In the 1980s, as elsewhere in the Midwest, these factories closed, and after their closures, parts of those factories burned to the ground. However, by the end of the decade, things changed. In 1989, a new shopping center called Bradley Square was built with Wal-Mart as the first tenant, and more shops followed. Northfield Square Mall opened in 1990.

==Geography==
Bradley is located in central Kankakee County. It is bordered to the south by the city of Kankakee and to the west by the village of Bourbonnais. Interstate 57 passes through the village, with access from Exit 315 (Illinois Route 50). I-57 leads north 56 mi to Chicago and south 76 mi to Champaign.

According to the 2021 census gazetteer files, Bradley has a total area of 6.93 sqmi, all land.

==Demographics==

Historical population
| Census | Pop. | Note | %± |
| 1900 | 1,518 |  | — |
| 1910 | 1,942 |  | 27.9% |
| 1920 | 2,128 |  | 9.6% |
| 1930 | 3,048 |  | 43.2% |
| 1940 | 3,689 |  | 21.0% |
| 1950 | 5,699 |  | 54.5% |
| 1960 | 8,082 |  | 41.8% |
| 1970 | 9,881 |  | 22.3% |
| 1980 | 11,015 |  | 11.5% |
| 1990 | 10,792 |  | −2.0% |
| 2000 | 12,784 |  | 18.5% |
| 2010 | 15,895 |  | 24.3% |
| 2020 | 15,419 |  | −3.0% |
| 2025 (est.) | 15,214 |  | −1.3% |
U.S. Decennial Census

===2020 census===

As of the 2020 census, Bradley had a population of 15,419, with 6,208 households and 3,753 families. The median age was 37.0 years. 23.6% of residents were under the age of 18 and 14.5% of residents were 65 years of age or older. For every 100 females there were 92.7 males, and for every 100 females age 18 and over there were 90.6 males age 18 and over.

99.6% of residents lived in urban areas, while 0.4% lived in rural areas.

There were 6,208 households in Bradley, of which 32.8% had children under the age of 18 living in them. Of all households, 42.3% were married-couple households, 19.1% were households with a male householder and no spouse or partner present, and 30.2% were households with a female householder and no spouse or partner present. About 29.5% of all households were made up of individuals and 11.5% had someone living alone who was 65 years of age or older.

There were 6,592 housing units, of which 5.8% were vacant.
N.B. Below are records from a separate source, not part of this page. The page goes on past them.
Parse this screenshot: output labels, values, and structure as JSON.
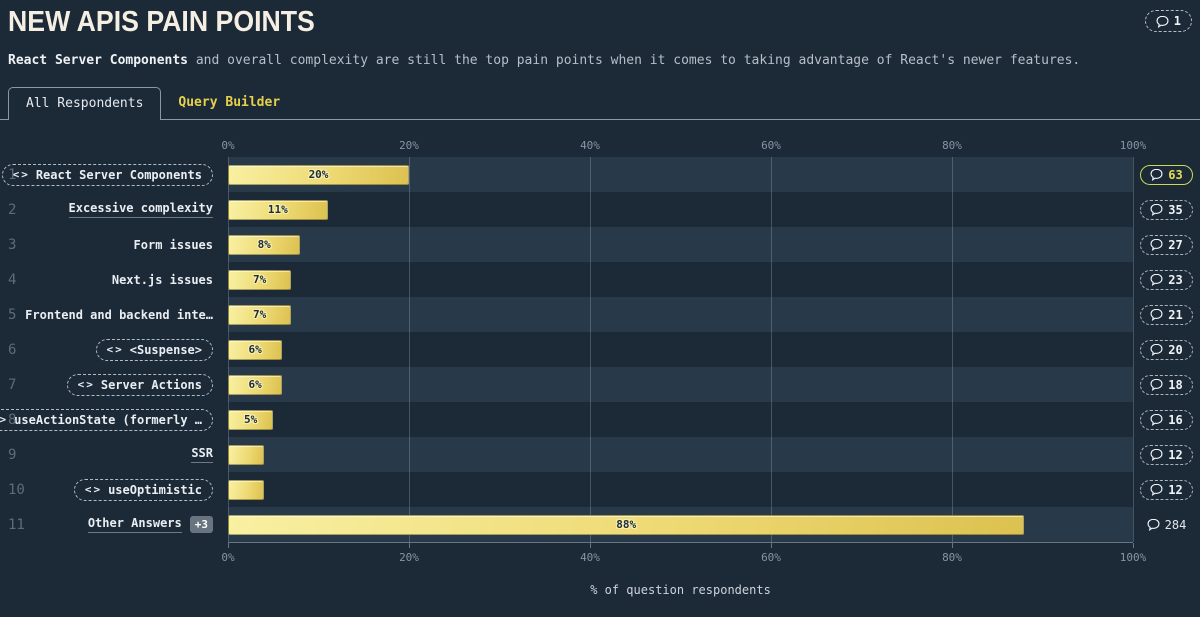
{
  "header": {
    "title": "NEW APIS PAIN POINTS",
    "comments_count": "1",
    "subtitle_bold": "React Server Components",
    "subtitle_rest": " and overall complexity are still the top pain points when it comes to taking advantage of React's newer features."
  },
  "tabs": [
    {
      "label": "All Respondents",
      "active": true
    },
    {
      "label": "Query Builder",
      "active": false
    }
  ],
  "chart_data": {
    "type": "bar",
    "orientation": "horizontal",
    "title": "NEW APIS PAIN POINTS",
    "xlabel": "% of question respondents",
    "xlim": [
      0,
      100
    ],
    "x_ticks": [
      {
        "value": 0,
        "label": "0%"
      },
      {
        "value": 20,
        "label": "20%"
      },
      {
        "value": 40,
        "label": "40%"
      },
      {
        "value": 60,
        "label": "60%"
      },
      {
        "value": 80,
        "label": "80%"
      },
      {
        "value": 100,
        "label": "100%"
      }
    ],
    "grid": true,
    "rows": [
      {
        "rank": "1",
        "label": "React Server Components",
        "label_style": "code-pill",
        "value": 20,
        "value_label": "20%",
        "comments": "63",
        "badge_style": "highlight"
      },
      {
        "rank": "2",
        "label": "Excessive complexity",
        "label_style": "underline",
        "value": 11,
        "value_label": "11%",
        "comments": "35",
        "badge_style": "dashed"
      },
      {
        "rank": "3",
        "label": "Form issues",
        "label_style": "plain",
        "value": 8,
        "value_label": "8%",
        "comments": "27",
        "badge_style": "dashed"
      },
      {
        "rank": "4",
        "label": "Next.js issues",
        "label_style": "plain",
        "value": 7,
        "value_label": "7%",
        "comments": "23",
        "badge_style": "dashed"
      },
      {
        "rank": "5",
        "label": "Frontend and backend inte…",
        "label_style": "plain",
        "value": 7,
        "value_label": "7%",
        "comments": "21",
        "badge_style": "dashed"
      },
      {
        "rank": "6",
        "label": "<Suspense>",
        "label_style": "code-pill",
        "value": 6,
        "value_label": "6%",
        "comments": "20",
        "badge_style": "dashed"
      },
      {
        "rank": "7",
        "label": "Server Actions",
        "label_style": "code-pill",
        "value": 6,
        "value_label": "6%",
        "comments": "18",
        "badge_style": "dashed"
      },
      {
        "rank": "8",
        "label": "useActionState (formerly …",
        "label_style": "code-pill",
        "value": 5,
        "value_label": "5%",
        "comments": "16",
        "badge_style": "dashed"
      },
      {
        "rank": "9",
        "label": "SSR",
        "label_style": "underline",
        "value": 4,
        "value_label": "",
        "comments": "12",
        "badge_style": "dashed"
      },
      {
        "rank": "10",
        "label": "useOptimistic",
        "label_style": "code-pill",
        "value": 4,
        "value_label": "",
        "comments": "12",
        "badge_style": "dashed"
      },
      {
        "rank": "11",
        "label": "Other Answers",
        "label_style": "underline",
        "extra_badge": "+3",
        "value": 88,
        "value_label": "88%",
        "comments": "284",
        "badge_style": "plain"
      }
    ]
  },
  "icons": {
    "comment_bubble": "comment-bubble-icon",
    "code": "code-icon",
    "code_glyph": "<>"
  },
  "colors": {
    "background": "#1c2936",
    "row_band": "#28394a",
    "bar_gradient_start": "#f8f0a2",
    "bar_gradient_end": "#dcc14f",
    "accent_yellow": "#e6d14c",
    "highlight_badge_border": "#ccd75c",
    "title_cream": "#f4efe2"
  }
}
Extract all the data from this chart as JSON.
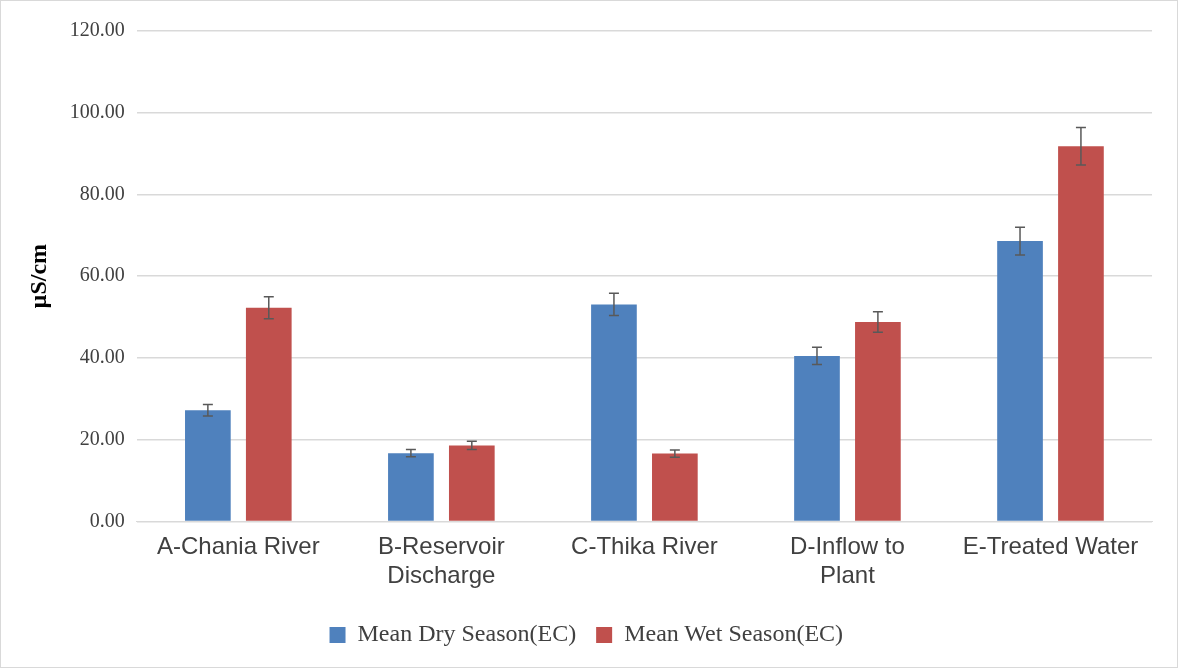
{
  "chart_data": {
    "type": "bar",
    "ylabel": "µS/cm",
    "categories": [
      "A-Chania River",
      "B-Reservoir Discharge",
      "C-Thika River",
      "D-Inflow to Plant",
      "E-Treated Water"
    ],
    "series": [
      {
        "name": "Mean Dry Season(EC)",
        "color": "#4f81bd",
        "values": [
          27.2,
          16.7,
          53.1,
          40.5,
          68.6
        ],
        "errors": [
          1.4,
          0.9,
          2.7,
          2.1,
          3.4
        ]
      },
      {
        "name": "Mean Wet Season(EC)",
        "color": "#c0504d",
        "values": [
          52.3,
          18.6,
          16.6,
          48.8,
          91.8
        ],
        "errors": [
          2.7,
          1.0,
          0.9,
          2.5,
          4.6
        ]
      }
    ],
    "ylim": [
      0,
      120
    ],
    "yticks": [
      {
        "value": 0,
        "label": "0.00"
      },
      {
        "value": 20,
        "label": "20.00"
      },
      {
        "value": 40,
        "label": "40.00"
      },
      {
        "value": 60,
        "label": "60.00"
      },
      {
        "value": 80,
        "label": "80.00"
      },
      {
        "value": 100,
        "label": "100.00"
      },
      {
        "value": 120,
        "label": "120.00"
      }
    ],
    "grid": "y",
    "legend": "bottom"
  }
}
The homeowner vacancy rate was 1.8% and the rental vacancy rate was 7.0%.

Racial composition as of the 2020 census
| Race | Number | Percent |
|---|---|---|
| White | 11,777 | 76.4% |
| Black or African American | 1,463 | 9.5% |
| American Indian and Alaska Native | 56 | 0.4% |
| Asian | 232 | 1.5% |
| Native Hawaiian and Other Pacific Islander | 0 | 0.0% |
| Some other race | 663 | 4.3% |
| Two or more races | 1,228 | 8.0% |
| Hispanic or Latino (of any race) | 1,563 | 10.1% |

===Income and poverty===

The median income for a household in the village was $54,824, and the median income for a family was $68,360. Males had a median income of $45,392 versus $29,319 for females. The per capita income for the village was $26,813. About 8.3% of families and 10.0% of the population were below the poverty line, including 13.6% of those under age 18 and 7.7% of those age 65 or over.
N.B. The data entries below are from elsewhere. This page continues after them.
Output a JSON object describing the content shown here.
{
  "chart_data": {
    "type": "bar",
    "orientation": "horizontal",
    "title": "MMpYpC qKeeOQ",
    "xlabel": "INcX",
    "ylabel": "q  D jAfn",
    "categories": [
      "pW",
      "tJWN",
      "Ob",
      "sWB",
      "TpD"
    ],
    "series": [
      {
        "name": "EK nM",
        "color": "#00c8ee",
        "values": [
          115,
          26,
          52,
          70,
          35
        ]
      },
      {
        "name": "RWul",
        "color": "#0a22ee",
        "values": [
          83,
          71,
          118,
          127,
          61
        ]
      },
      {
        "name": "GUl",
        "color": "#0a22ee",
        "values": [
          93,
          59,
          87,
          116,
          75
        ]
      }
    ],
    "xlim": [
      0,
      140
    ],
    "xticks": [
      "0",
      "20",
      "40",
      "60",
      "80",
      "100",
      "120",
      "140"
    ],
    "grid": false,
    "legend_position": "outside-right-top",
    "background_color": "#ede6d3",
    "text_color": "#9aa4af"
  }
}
==Places of local interest==
- Northfield Square Mall

==Economy==

CSL Behring operates a large manufacturing plant near the southern portions of the village. The facility produces plasma derived medications and equipment. In 2018 it was announced that the existing plant was to undergo a massive expansion that could possibly take up to twelve years to complete. The company bought up land to the south of the existing facility that previously housed a cooking oils plant operated by Bunge Limited, and plans to build upon that open space as a part of the large upgrade. The old cooking oils plant had ceased operations in 2015. Once complete, the plant will be split into two portions- the north campus, which includes the now upgraded existing plant, and the south campus- the new property that is currently being constructed. The project is expected to create over 200 jobs and is accruing about 450 million dollars in construction expenses.
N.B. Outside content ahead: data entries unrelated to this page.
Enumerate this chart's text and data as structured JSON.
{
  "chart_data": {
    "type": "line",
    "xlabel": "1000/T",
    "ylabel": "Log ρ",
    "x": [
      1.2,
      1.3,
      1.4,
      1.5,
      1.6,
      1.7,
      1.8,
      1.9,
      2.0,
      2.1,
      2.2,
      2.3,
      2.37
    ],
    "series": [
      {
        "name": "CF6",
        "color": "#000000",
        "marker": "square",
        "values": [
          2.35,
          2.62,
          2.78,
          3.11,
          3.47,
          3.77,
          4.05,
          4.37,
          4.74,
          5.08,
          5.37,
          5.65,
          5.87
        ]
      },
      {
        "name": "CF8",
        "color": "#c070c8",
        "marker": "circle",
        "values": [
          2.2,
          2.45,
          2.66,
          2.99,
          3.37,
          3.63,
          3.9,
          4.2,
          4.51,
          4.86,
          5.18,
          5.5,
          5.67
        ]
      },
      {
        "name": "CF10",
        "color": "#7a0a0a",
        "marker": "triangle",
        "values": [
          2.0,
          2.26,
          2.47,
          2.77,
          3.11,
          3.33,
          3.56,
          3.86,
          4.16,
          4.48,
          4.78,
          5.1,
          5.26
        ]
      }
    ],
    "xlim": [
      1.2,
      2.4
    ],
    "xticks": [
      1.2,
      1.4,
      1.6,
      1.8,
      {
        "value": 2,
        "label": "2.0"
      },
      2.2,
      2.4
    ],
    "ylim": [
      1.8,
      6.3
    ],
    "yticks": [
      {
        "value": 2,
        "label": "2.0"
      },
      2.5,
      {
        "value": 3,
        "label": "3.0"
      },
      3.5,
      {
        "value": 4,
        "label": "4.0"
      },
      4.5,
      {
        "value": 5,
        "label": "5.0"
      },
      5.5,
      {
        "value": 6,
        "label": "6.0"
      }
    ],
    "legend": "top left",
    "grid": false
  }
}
Monical's Pizza, an American regional pizza chain (locations in Illinois, Indiana, Missouri and Wisconsin), has its corporate headquarters in Bradley.

==Transportation==
River Valley Metro provides bus service on multiple routes connecting Bradley to destinations in the Kankakee area.
Bradley is located along the Illinois Central Main Line.